The Militant (logo)  
   Vol. 68/No. 15           April 20, 2004  
 
 
U.S. forces step up assaults
in occupied Iraqi cities
(front page)
 
BY PATRICK O’NEILL  
U.S. occupation troops initiated a crackdown in early April in the city of Fallujah and in two Baghdad neighborhoods where attacks on U.S.-led forces had taken place.

Fallujah, a largely Sunni Muslim town north of the Iraqi capital, was sealed off by U.S. forces in preparation for stepped-up military assaults. In Baghdad, U.S. troops with tanks and other combat vehicles were sent into Sadr City and other working-class neighborhoods where a Shiite Muslim group has led protests against occupation forces. In both cities the U.S. forces launched air strikes.

In Fallujah, local residents told reporters that several people had been killed when a U.S. warplane dropped bombs on a working-class district after U.S. officers said their troops had come under mortar fire from that area. U.S. troops sealed off the town as a prelude to a military push called “Operation Vigilant Resolve” involving 1,200 U.S. Marines and two battalions of U.S.-trained Iraqi paramilitary forces. U.S. officers vowed to “pacify” the town, where celebratory crowds had greeted the deaths on March 31 of four armed guards under contract to the Pentagon.

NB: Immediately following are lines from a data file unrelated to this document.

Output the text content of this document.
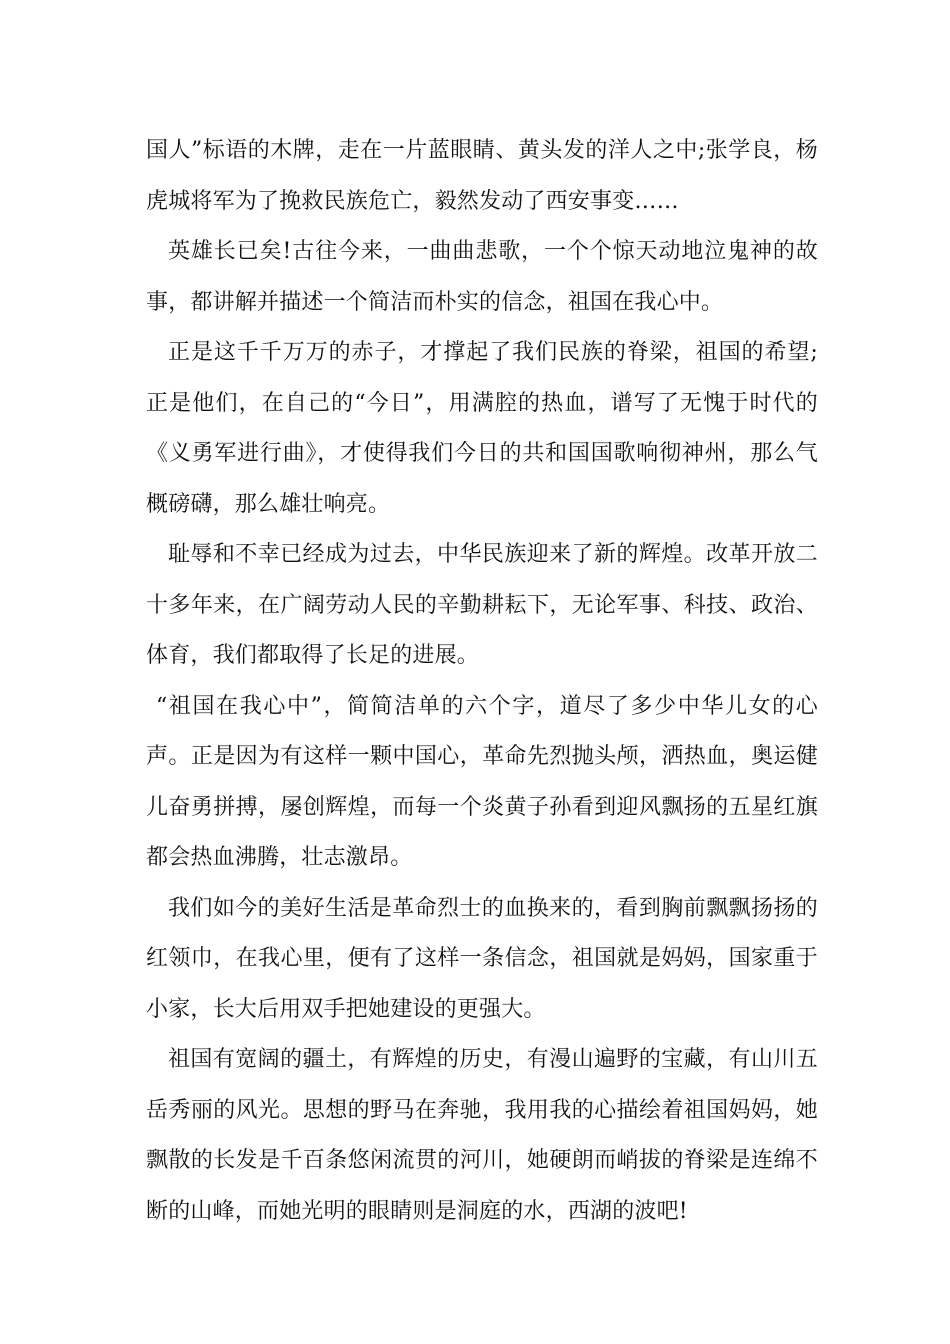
国人”标语的木牌，走在一片蓝眼睛、黄头发的洋人之中;张学良，杨虎城将军为了挽救民族危亡，毅然发动了西安事变……

英雄长已矣!古往今来，一曲曲悲歌，一个个惊天动地泣鬼神的故事，都讲解并描述一个简洁而朴实的信念，祖国在我心中。

正是这千千万万的赤子，才撑起了我们民族的脊梁，祖国的希望;正是他们，在自己的“今日”，用满腔的热血，谱写了无愧于时代的《义勇军进行曲》，才使得我们今日的共和国国歌响彻神州，那么气概磅礴，那么雄壮响亮。

耻辱和不幸已经成为过去，中华民族迎来了新的辉煌。改革开放二十多年来，在广阔劳动人民的辛勤耕耘下，无论军事、科技、政治、体育，我们都取得了长足的进展。

“祖国在我心中”，简简洁单的六个字，道尽了多少中华儿女的心声。正是因为有这样一颗中国心，革命先烈抛头颅，洒热血，奥运健儿奋勇拼搏，屡创辉煌，而每一个炎黄子孙看到迎风飘扬的五星红旗都会热血沸腾，壮志激昂。

我们如今的美好生活是革命烈士的血换来的，看到胸前飘飘扬扬的红领巾，在我心里，便有了这样一条信念，祖国就是妈妈，国家重于小家，长大后用双手把她建设的更强大。

祖国有宽阔的疆土，有辉煌的历史，有漫山遍野的宝藏，有山川五岳秀丽的风光。思想的野马在奔驰，我用我的心描绘着祖国妈妈，她飘散的长发是千百条悠闲流贯的河川，她硬朗而峭拔的脊梁是连绵不断的山峰，而她光明的眼睛则是洞庭的水，西湖的波吧!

In the Iraqi capital, up to 1,000 U.S. troops accompanied by a column of tanks moved into and around Sadr City, a largely Shiite Muslim working-class district that is home to 2 million people. U.S. soldiers opened fire on people attending a funeral for compatriots killed the previous day by occupation forces. Angry funeral-goers threw stones at the troops.

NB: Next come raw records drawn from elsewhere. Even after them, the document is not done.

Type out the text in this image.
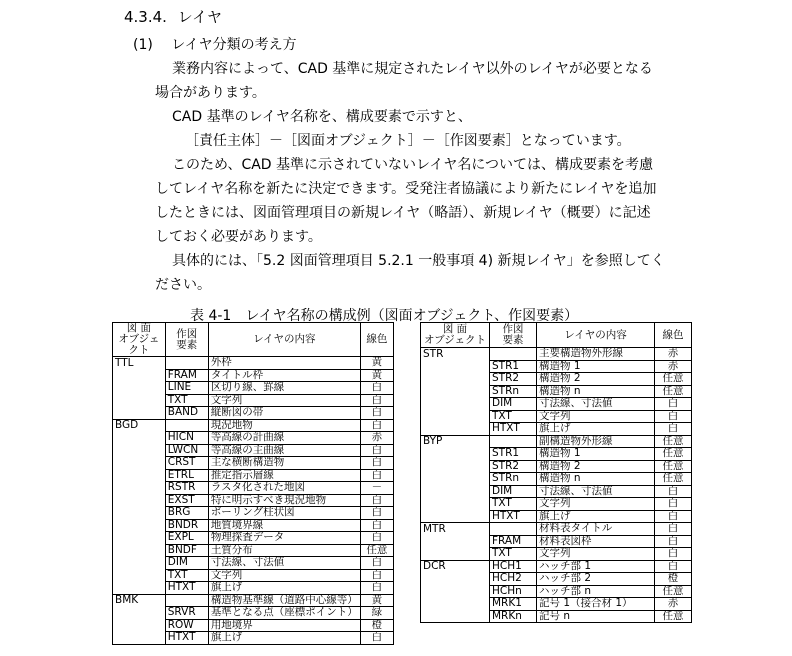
4.3.4. レイヤ
(1) レイヤ分類の考え方
業務内容によって、CAD 基準に規定されたレイヤ以外のレイヤが必要となる
場合があります。
CAD 基準のレイヤ名称を、構成要素で示すと、
［責任主体］－［図面オブジェクト］－［作図要素］となっています。
このため、CAD 基準に示されていないレイヤ名については、構成要素を考慮
してレイヤ名称を新たに決定できます。受発注者協議により新たにレイヤを追加
したときには、図面管理項目の新規レイヤ（略語）、新規レイヤ（概要）に記述
しておく必要があります。
具体的には、「5.2 図面管理項目 5.2.1 一般事項 4) 新規レイヤ」を参照してく
ださい。
表 4-1　レイヤ名称の構成例（図面オブジェクト、作図要素）
図 面
オブジェクト	作図
要素	レイヤの内容	線色
TTL		外枠	黄
	FRAM	タイトル枠	黄
	LINE	区切り線、罫線	白
	TXT	文字列	白
	BAND	縦断図の帯	白
BGD		現況地物	白
	HICN	等高線の計曲線	赤
	LWCN	等高線の主曲線	白
	CRST	主な横断構造物	白
	ETRL	推定指示層線	白
	RSTR	ラスタ化された地図	－
	EXST	特に明示すべき現況地物	白
	BRG	ボーリング柱状図	白
	BNDR	地質境界線	白
	EXPL	物理探査データ	白
	BNDF	土質分布	任意
	DIM	寸法線、寸法値	白
	TXT	文字列	白
	HTXT	旗上げ	白
BMK		構造物基準線（道路中心線等）	黄
	SRVR	基準となる点（座標ポイント）	緑
	ROW	用地境界	橙
	HTXT	旗上げ	白
図 面
オブジェクト	作図
要素	レイヤの内容	線色
STR		主要構造物外形線	赤
	STR1	構造物 1	赤
	STR2	構造物 2	任意
	STRn	構造物 n	任意
	DIM	寸法線、寸法値	白
	TXT	文字列	白
	HTXT	旗上げ	白
BYP		副構造物外形線	任意
	STR1	構造物 1	任意
	STR2	構造物 2	任意
	STRn	構造物 n	任意
	DIM	寸法線、寸法値	白
	TXT	文字列	白
	HTXT	旗上げ	白
MTR		材料表タイトル	白
	FRAM	材料表図枠	白
	TXT	文字列	白
DCR	HCH1	ハッチ部 1	白
	HCH2	ハッチ部 2	橙
	HCHn	ハッチ部 n	任意
	MRK1	記号 1（接合材 1）	赤
	MRKn	記号 n	任意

After a U.S. troop convoy entering the nearby Shuala district came under attack, helicopter gunships strafed the area—the first reported air attack on an area in Baghdad since the overthrow of Saddam Hussein’s government by U.S. and British-led troops last year.

Over the previous two days, Sadr City had been a center of several protests and armed actions directed against the occupation forces in a number of cities and towns, from Basra in the south to Fallujah. Eight U.S. soldiers and 22 Iraqis were killed in clashes in the Baghdad suburb between the U.S. troops and members and supporters of a militia associated with Moktada al-Sadr, a Shiite Muslim cleric who opposes the occupation. Twenty-four U.S. troops and 85 Iraqis were wounded.

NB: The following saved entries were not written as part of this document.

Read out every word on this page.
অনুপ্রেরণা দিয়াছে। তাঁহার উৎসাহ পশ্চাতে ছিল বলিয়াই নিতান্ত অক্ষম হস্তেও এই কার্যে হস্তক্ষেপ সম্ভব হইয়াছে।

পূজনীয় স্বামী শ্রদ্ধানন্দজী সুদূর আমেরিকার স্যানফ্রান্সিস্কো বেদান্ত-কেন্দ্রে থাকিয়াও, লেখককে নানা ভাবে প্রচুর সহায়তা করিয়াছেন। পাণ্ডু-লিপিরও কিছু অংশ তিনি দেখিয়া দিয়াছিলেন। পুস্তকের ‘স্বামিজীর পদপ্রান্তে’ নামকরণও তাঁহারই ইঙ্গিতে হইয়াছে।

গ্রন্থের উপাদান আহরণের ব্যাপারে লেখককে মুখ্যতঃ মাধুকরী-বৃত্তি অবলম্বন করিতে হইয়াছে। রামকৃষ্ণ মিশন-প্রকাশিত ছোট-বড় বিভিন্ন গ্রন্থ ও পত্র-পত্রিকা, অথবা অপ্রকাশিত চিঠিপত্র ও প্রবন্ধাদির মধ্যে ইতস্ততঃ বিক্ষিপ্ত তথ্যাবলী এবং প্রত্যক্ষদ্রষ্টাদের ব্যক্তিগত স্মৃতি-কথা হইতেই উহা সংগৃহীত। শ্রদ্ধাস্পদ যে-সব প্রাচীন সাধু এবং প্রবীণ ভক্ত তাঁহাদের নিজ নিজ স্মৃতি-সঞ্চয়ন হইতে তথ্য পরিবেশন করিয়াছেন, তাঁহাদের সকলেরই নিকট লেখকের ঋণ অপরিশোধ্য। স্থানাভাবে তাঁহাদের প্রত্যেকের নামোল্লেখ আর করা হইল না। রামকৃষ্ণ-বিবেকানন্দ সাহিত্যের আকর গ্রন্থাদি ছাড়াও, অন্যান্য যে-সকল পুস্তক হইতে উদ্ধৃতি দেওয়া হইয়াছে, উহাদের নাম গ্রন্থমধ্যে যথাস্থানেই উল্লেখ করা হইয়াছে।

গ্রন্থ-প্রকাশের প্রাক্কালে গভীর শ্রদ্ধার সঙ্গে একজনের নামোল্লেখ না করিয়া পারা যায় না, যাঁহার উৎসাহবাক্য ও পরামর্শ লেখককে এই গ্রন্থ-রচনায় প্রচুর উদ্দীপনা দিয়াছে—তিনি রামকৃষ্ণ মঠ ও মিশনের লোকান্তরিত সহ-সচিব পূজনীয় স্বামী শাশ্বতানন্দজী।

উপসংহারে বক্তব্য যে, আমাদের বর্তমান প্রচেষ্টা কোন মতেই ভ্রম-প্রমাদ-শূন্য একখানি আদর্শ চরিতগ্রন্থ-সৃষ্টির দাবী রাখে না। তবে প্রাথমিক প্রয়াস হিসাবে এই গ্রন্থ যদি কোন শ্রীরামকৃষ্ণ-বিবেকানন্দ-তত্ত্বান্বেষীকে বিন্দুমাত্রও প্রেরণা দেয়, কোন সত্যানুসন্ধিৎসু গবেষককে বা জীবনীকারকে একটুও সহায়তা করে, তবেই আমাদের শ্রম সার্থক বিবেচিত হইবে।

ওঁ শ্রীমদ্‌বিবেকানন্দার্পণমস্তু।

The fighting erupted after the U.S. proconsul of Iraq, Paul Bremer, “declared Sadr an outlaw and said the occupying force ‘will not tolerate’ attempts to supplant its authority,” Reuters reported.

By the morning of April 5, U.S. forces had built earthen barricades across all the entrances to Fallujah in preparation for a crackdown.

U.S. officers said they were targeting those responsible for the deaths of the four guards, a privately hired component of the occupation forces. The four were ambushed and killed as they drove through the city. An angry crowd then gathered, some of whom set fire to the bodies, hanging two of them from a bridge over the Euphrates River. The incident was played up by the U.S. big-business media in a propaganda campaign to whip up patriotic sentiment in U.S. bourgeois public opinion.

Referred to by U.S. officials as “contract workers,” the four guards were highly paid employees of Blackwater U.S.A., a business founded in 1998 by former Navy SEALs that provides hired guns for big-business and political leaders. They are mostly former policemen and Special Forces.

Such mercenary outfits have been integrated into the U.S.-led occupation forces. The New York Times reported that up to two dozen such companies are fielding up to 15,000 hired soldiers in Iraq.

On April 4, during a street protest by 5,000 people in the Shiite city of Najaf, south of Baghdad, supporters of Sadr reportedly opened fire on a Spanish-run garrison. Spanish and Salvadoran troops fired back, sparking a several-hour-long battle. Twenty-two Iraqis were killed and 200 wounded. Among the occupation forces, a Salvadoran soldier was killed and several other troops were wounded.